Other forms of humiliation included the parading of a warrior’s head by his enemy. Before going into battle, warriors yell out their line of decent, titles, and names. Moritoshi does this formality before attempting to slay Noritsuna (392). It is also important that the warriors request the names of the enemies they are about to slay because “when a man kills an enemy, it doesn’t mean much unless he waits until he’s identified himself and made the other fellow do the same (392). ” “Fame depends on who you fight; it doesn’t come from meeting just anybody who happens along (387). After the exchange of names, the warrior after defeating his opponent is able to call out the name of who he just killed and claim his fame. For example, after Noritsuna tricked Moritoshi and cut off his head, “he stuck the head on the tip of his sword, held it high, and announced his name in a mighty shout. ‘Inomata no Koheiroku Noritsuna has slain Etchu no Zenji Moritoshi, the Heike samurai known in these days as a demon god! ’ (393). ” The fallen were not only shamed by being slain by the enemy but they also were further shamed by the parade of heads.

After battles, the winning side would gather all of the heads and paraded them through the public streets (399). For the men who were victorious the parade of heads was their honor. Noriyori and Yoshitsune explained that they warriors “risk [their] lives to destroy the court’s enemies—to calm His Majesty’s wrath and redeem the honor of [their] fathers (399). ” The parade of heads was their “incentive” to “subdue traitors in the future” (399). Another aspect of the ethos of the warrior class was that they had to be courageous and fulfill what the code expected no matter what.
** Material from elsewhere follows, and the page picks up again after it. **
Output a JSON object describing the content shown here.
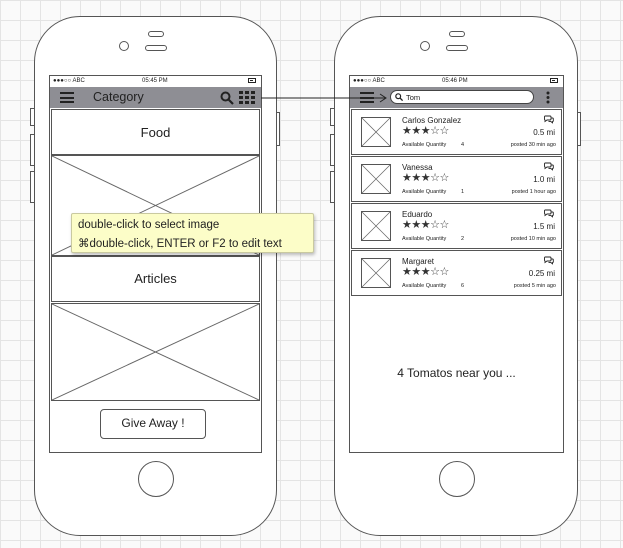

The code called for the slaying of enemies who had their backs turned to you and the enemies had to accept the fact that they had to die and not plead for their lives. Noritsuna pleaded with Moritoshi to spare his life in exchange for his exploits to save the lives of Heike men (392). Moritoshi denied Noritsuna’s proposal and told him that he was “disgracing [himself]” (393). But those who were defeated were supposed to see it as their duty to die. Atsumori had his back to Naozane so Naozane called out to him not knowing he was a young boy and told him that he had to die.
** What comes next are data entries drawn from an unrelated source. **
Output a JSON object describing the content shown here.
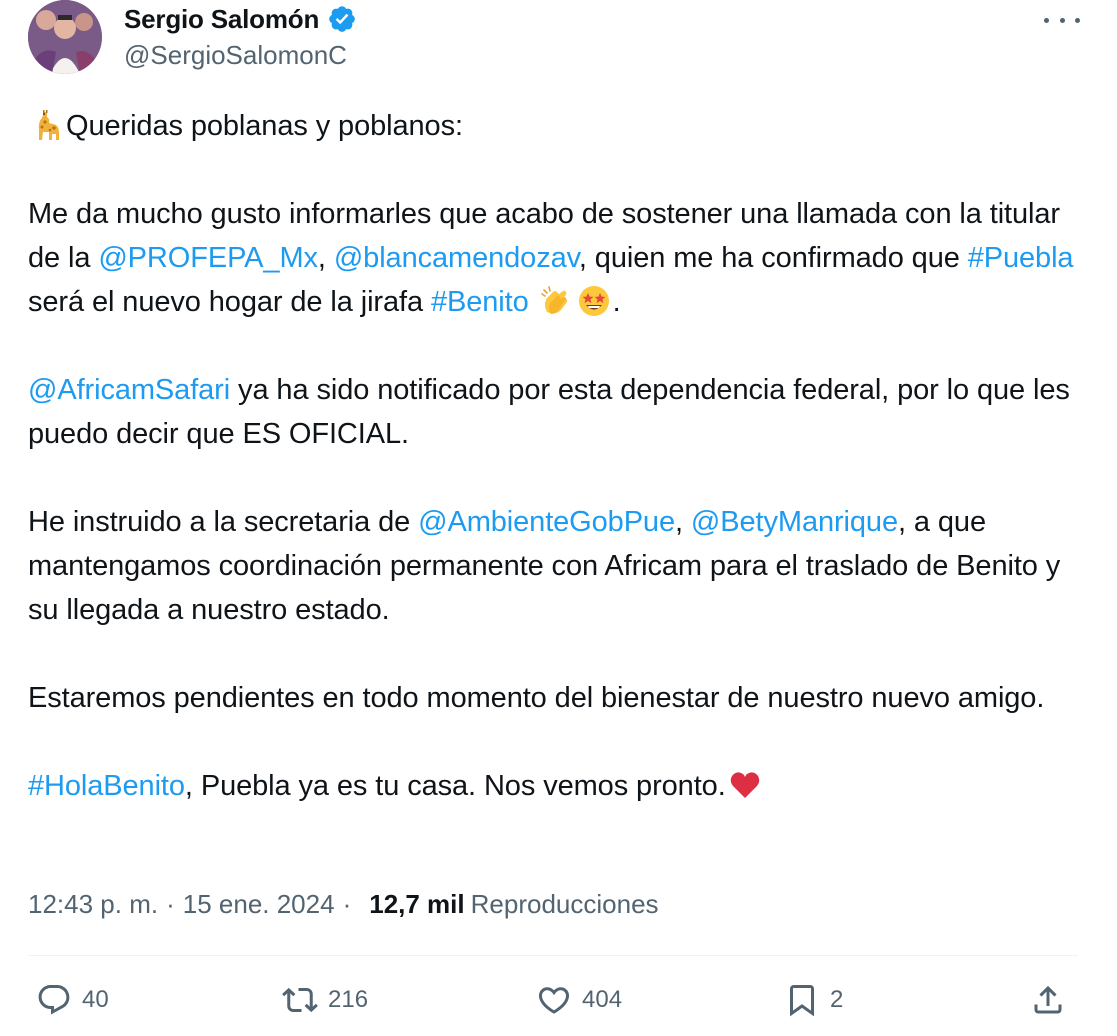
{
  "author": {
    "display_name": "Sergio Salomón",
    "handle": "@SergioSalomonC",
    "verified": true,
    "verified_color": "#1d9bf0"
  },
  "tweet": {
    "p1": {
      "emoji": "giraffe",
      "text": "Queridas poblanas y poblanos:"
    },
    "p2": {
      "t1": "Me da mucho gusto informarles que acabo de sostener una llamada con la titular de la ",
      "m1": "@PROFEPA_Mx",
      "t2": ", ",
      "m2": "@blancamendozav",
      "t3": ", quien me ha confirmado que ",
      "h1": "#Puebla",
      "t4": " será el nuevo hogar de la jirafa ",
      "h2": "#Benito",
      "emojis": [
        "clapping-hands",
        "star-struck"
      ],
      "t5": "."
    },
    "p3": {
      "m1": "@AfricamSafari",
      "t1": " ya ha sido notificado por esta dependencia federal, por lo que les puedo decir que ES OFICIAL."
    },
    "p4": {
      "t1": "He instruido a la secretaria de ",
      "m1": "@AmbienteGobPue",
      "t2": ", ",
      "m2": "@BetyManrique",
      "t3": ", a que mantengamos coordinación permanente con Africam para el traslado de Benito y su llegada a nuestro estado."
    },
    "p5": {
      "t1": "Estaremos pendientes en todo momento del bienestar de nuestro nuevo amigo."
    },
    "p6": {
      "h1": "#HolaBenito",
      "t1": ", Puebla ya es tu casa. Nos vemos pronto.",
      "emoji": "red-heart"
    }
  },
  "meta": {
    "time": "12:43 p. m.",
    "separator": "·",
    "date": "15 ene. 2024",
    "views_count": "12,7 mil",
    "views_label": "Reproducciones"
  },
  "actions": {
    "replies": "40",
    "reposts": "216",
    "likes": "404",
    "bookmarks": "2"
  },
  "colors": {
    "link": "#1d9bf0",
    "text": "#0f1419",
    "secondary": "#536471"
  }
}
Naozane was grieved after he saw that Atsumori was a young boy, a young boy who reminded him of his son. Accepting his fate and not begging for his life, Atsumori said, “Just take my head; don’t waste time,” (395). Atsumori and Naozane showed us the courage warriors were supposed to have. Naozane also revealed another way to receive an honorable death: having someone offer prayers for you. Naozane told Atsumori, “It will be better if I’m the one to kill you because I’ll offer prayers for you (395). ” To escape this vicious cycle of shaming and gaining honor one could turn to spiritual life and become a monk or nun.

After being disgraced by Kiyomori, Gio, Ginyo, Toji, and Hotoke all became nuns (265-72). Monk Mongaku lived a life of service to Josaimon’in but because of his spiritual awakening he turned to a life of performing austerities (317). Monks and nuns were removed from society and therefore were exempt from the reciprocal cycle of humiliation and shame. This was an honorable escape because Buddha was highly respected and worshiped by the Japanese. Honor was important to not only warriors but all Japanese. Warriors and courtiers alike would do anything to restore their honor.

Restoration of honor was done through humiliation; defeat an opponent by exiling him, insulting him, or even taking revenge upon him. Warriors faced their enemies in battle while courtiers faced their enemies through insults and humiliation. Suicide and spiritual devotion for life was a method in which one could restore their honor. Warriors saw that it was their duty to kill to keep their honor and the defeated accepted it as their fate to die to keep from becoming more dishonorable. This is the honor-shame code revealed in The Tale of Heike.